At Cedars-Sinai, he said early recruiting moved quickly and made a visible impact.
“We got one orthopedic and another neurosurgery guy,” he said. “Those two guys came here with the existing team, and then another surgeon came after that. That put us on the map within a year. It’s recruiting the right team, going out and spending your draft picks.”
The culture wasn’t effortless — it was protected
Dr. Johnson doesn’t describe Cedars-Sinai’s culture as a naturally harmonious ecosystem. He describes it as something built under pressure, and defended repeatedly.
“Believe me, there were plenty,” he said, referring to obstacles. “I have incredibly thick skin.”
Some of the earliest recruits moved on, he said, not because the mission wasn’t real, but because the environment was intense and still forming.
“It’s a difficult place to work in this big environment,” he said. “It was evolving and growing … it was a hard place for people to come in and exist.”
His response, he said, was to keep recruiting and keep pushing toward one non-negotiable standard.
“I want to build the biggest, and it has to be the best,” he said. “Don’t compromise on quality of care, when it comes right down to every individual patient. It can’t be just orthopedics and neurosurgery. You need pain medicine, physical medicine and rehab, radiology, vascular surgeons who help with exposures, and thoracic surgeons who work with us. When you get them all on board, you can feel the energy.”
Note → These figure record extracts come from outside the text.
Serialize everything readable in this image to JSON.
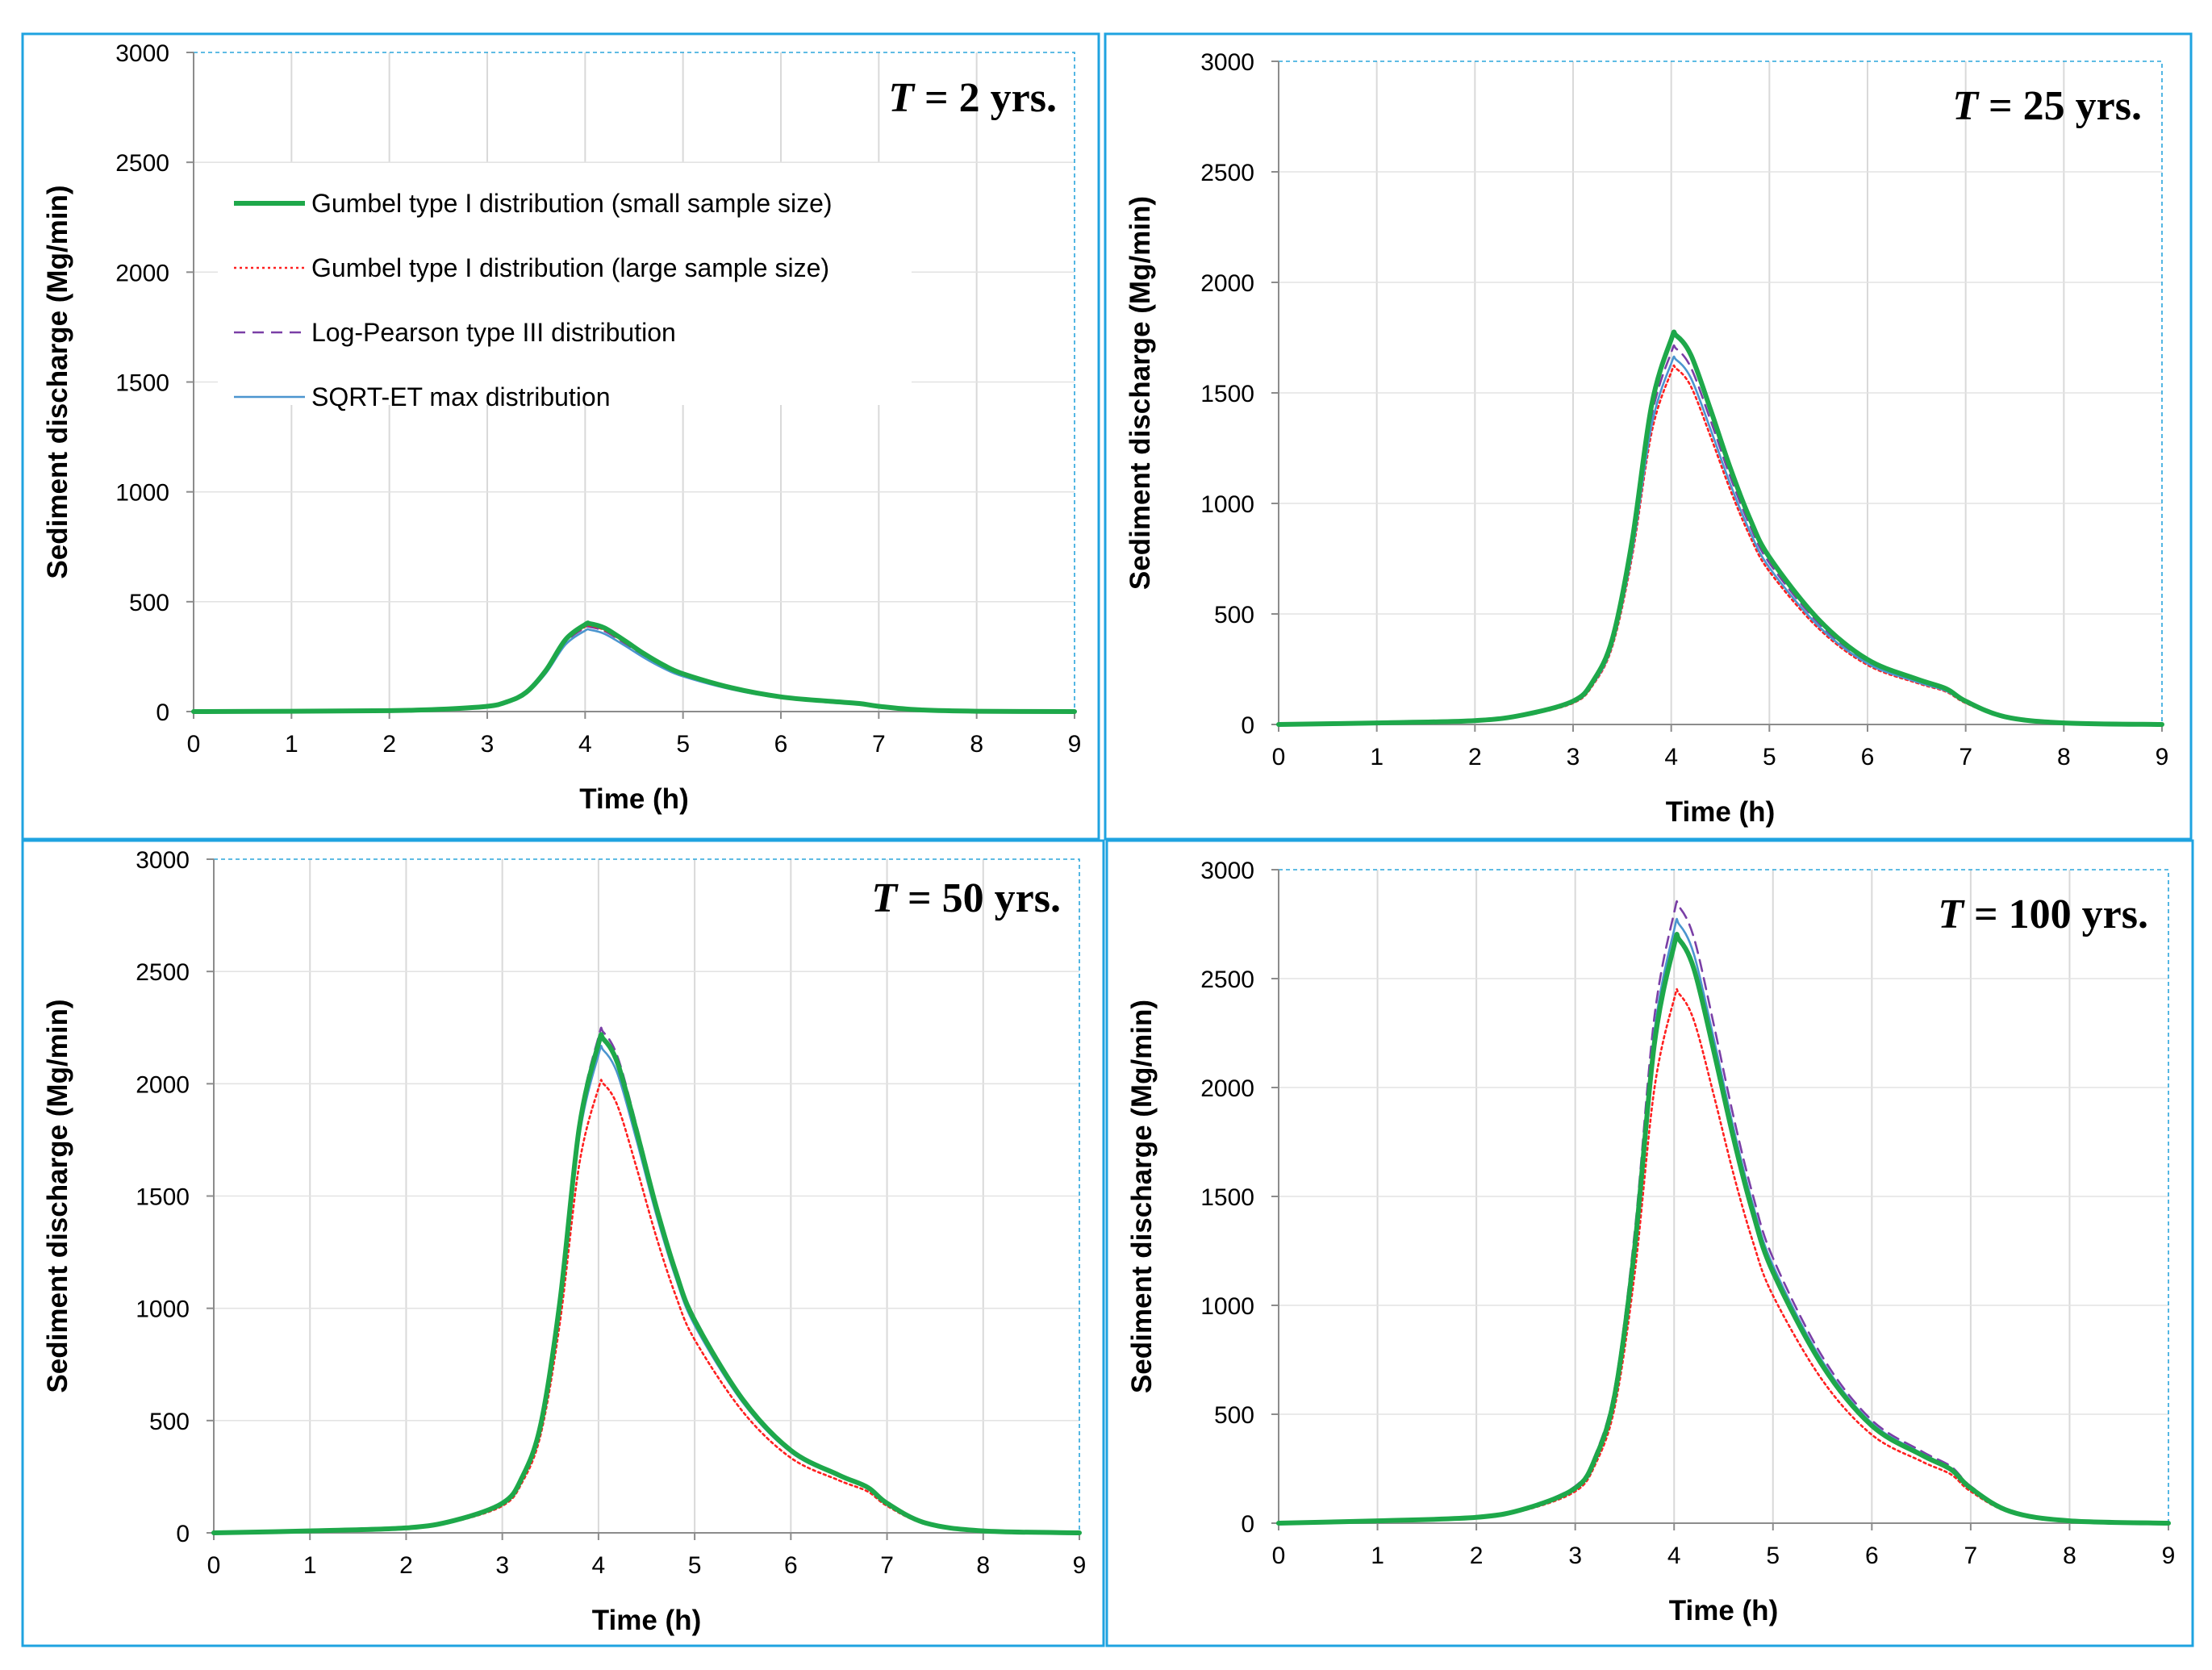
{
  "chart_data": [
    {
      "type": "line",
      "title": "T = 2 yrs.",
      "title_parts": {
        "symbol": "T",
        "rest": " = 2 yrs."
      },
      "xlabel": "Time (h)",
      "ylabel": "Sediment discharge (Mg/min)",
      "xlim": [
        0,
        9
      ],
      "ylim": [
        0,
        3000
      ],
      "xticks": [
        "0",
        "1",
        "2",
        "3",
        "4",
        "5",
        "6",
        "7",
        "8",
        "9"
      ],
      "yticks": [
        "0",
        "500",
        "1000",
        "1500",
        "2000",
        "2500",
        "3000"
      ],
      "legend": {
        "position": "upper-left",
        "entries": [
          "Gumbel type I distribution (small sample size)",
          "Gumbel type I distribution (large sample size)",
          "Log-Pearson type III distribution",
          "SQRT-ET max distribution"
        ]
      },
      "series": [
        {
          "name": "Gumbel type I distribution (small sample size)",
          "peak": 400
        },
        {
          "name": "Gumbel type I distribution (large sample size)",
          "peak": 390
        },
        {
          "name": "Log-Pearson type III distribution",
          "peak": 385
        },
        {
          "name": "SQRT-ET max distribution",
          "peak": 372
        }
      ]
    },
    {
      "type": "line",
      "title": "T = 25 yrs.",
      "title_parts": {
        "symbol": "T",
        "rest": " = 25 yrs."
      },
      "xlabel": "Time (h)",
      "ylabel": "Sediment discharge (Mg/min)",
      "xlim": [
        0,
        9
      ],
      "ylim": [
        0,
        3000
      ],
      "xticks": [
        "0",
        "1",
        "2",
        "3",
        "4",
        "5",
        "6",
        "7",
        "8",
        "9"
      ],
      "yticks": [
        "0",
        "500",
        "1000",
        "1500",
        "2000",
        "2500",
        "3000"
      ],
      "series": [
        {
          "name": "Gumbel type I distribution (small sample size)",
          "peak": 1760
        },
        {
          "name": "Gumbel type I distribution (large sample size)",
          "peak": 1610
        },
        {
          "name": "Log-Pearson type III distribution",
          "peak": 1700
        },
        {
          "name": "SQRT-ET max distribution",
          "peak": 1650
        }
      ]
    },
    {
      "type": "line",
      "title": "T = 50 yrs.",
      "title_parts": {
        "symbol": "T",
        "rest": " = 50 yrs."
      },
      "xlabel": "Time (h)",
      "ylabel": "Sediment discharge (Mg/min)",
      "xlim": [
        0,
        9
      ],
      "ylim": [
        0,
        3000
      ],
      "xticks": [
        "0",
        "1",
        "2",
        "3",
        "4",
        "5",
        "6",
        "7",
        "8",
        "9"
      ],
      "yticks": [
        "0",
        "500",
        "1000",
        "1500",
        "2000",
        "2500",
        "3000"
      ],
      "series": [
        {
          "name": "Gumbel type I distribution (small sample size)",
          "peak": 2200
        },
        {
          "name": "Gumbel type I distribution (large sample size)",
          "peak": 2000
        },
        {
          "name": "Log-Pearson type III distribution",
          "peak": 2230
        },
        {
          "name": "SQRT-ET max distribution",
          "peak": 2150
        }
      ]
    },
    {
      "type": "line",
      "title": "T = 100 yrs.",
      "title_parts": {
        "symbol": "T",
        "rest": " = 100 yrs."
      },
      "xlabel": "Time (h)",
      "ylabel": "Sediment discharge (Mg/min)",
      "xlim": [
        0,
        9
      ],
      "ylim": [
        0,
        3000
      ],
      "xticks": [
        "0",
        "1",
        "2",
        "3",
        "4",
        "5",
        "6",
        "7",
        "8",
        "9"
      ],
      "yticks": [
        "0",
        "500",
        "1000",
        "1500",
        "2000",
        "2500",
        "3000"
      ],
      "series": [
        {
          "name": "Gumbel type I distribution (small sample size)",
          "peak": 2680
        },
        {
          "name": "Gumbel type I distribution (large sample size)",
          "peak": 2430
        },
        {
          "name": "Log-Pearson type III distribution",
          "peak": 2830
        },
        {
          "name": "SQRT-ET max distribution",
          "peak": 2750
        }
      ]
    }
  ],
  "series_styles": [
    {
      "color": "#1ea84a",
      "dash": "none"
    },
    {
      "color": "#ff2020",
      "dash": "dotted"
    },
    {
      "color": "#7a3fa6",
      "dash": "dashed"
    },
    {
      "color": "#4b95cf",
      "dash": "none"
    }
  ],
  "colors": {
    "panel_border": "#1fa3e0",
    "grid": "#d9d9d9"
  },
  "hydrograph_shape": {
    "t_hours": [
      0,
      1,
      2,
      2.5,
      3,
      3.2,
      3.4,
      3.6,
      3.8,
      4.0,
      4.05,
      4.2,
      4.4,
      4.6,
      4.8,
      5.0,
      5.5,
      6.0,
      6.5,
      6.8,
      7.0,
      7.4,
      8.0,
      9.0
    ],
    "relative_discharge": [
      0,
      0.004,
      0.01,
      0.025,
      0.06,
      0.11,
      0.22,
      0.47,
      0.82,
      0.99,
      1.0,
      0.95,
      0.81,
      0.66,
      0.53,
      0.43,
      0.27,
      0.167,
      0.117,
      0.092,
      0.06,
      0.02,
      0.004,
      0
    ]
  }
}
The operational decision that made integration real
When asked what it takes for orthopedics and neurosurgery to function as one spine team, Dr. Johnson didn’t give a leadership cliché. He gave a design choice.
“Here’s the real fundamental answer,” he said. “We made them all exist in the same space.”
Then he made it even clearer: “We live together, literally,” he said.
He pointed to physical proximity as a lever many systems underestimate. Integration becomes far easier when it’s built into daily movement and daily relationships.
“The next door over … there’s a neurosurgeon,” he said. “Twenty feet down the hallway … is an orthopedic surgeon.”
As the program expanded, the footprint expanded with it.
“The program grew so big … we’ve occupied a second floor to accommodate all of them,” he said.
For Dr. Johnson, this wasn’t symbolic. It was operational discipline: shared space, shared teaching and shared responsibility.
“It’s not that we are neurosurgeons or orthopedic surgeons,” he said. “It’s spine surgery.”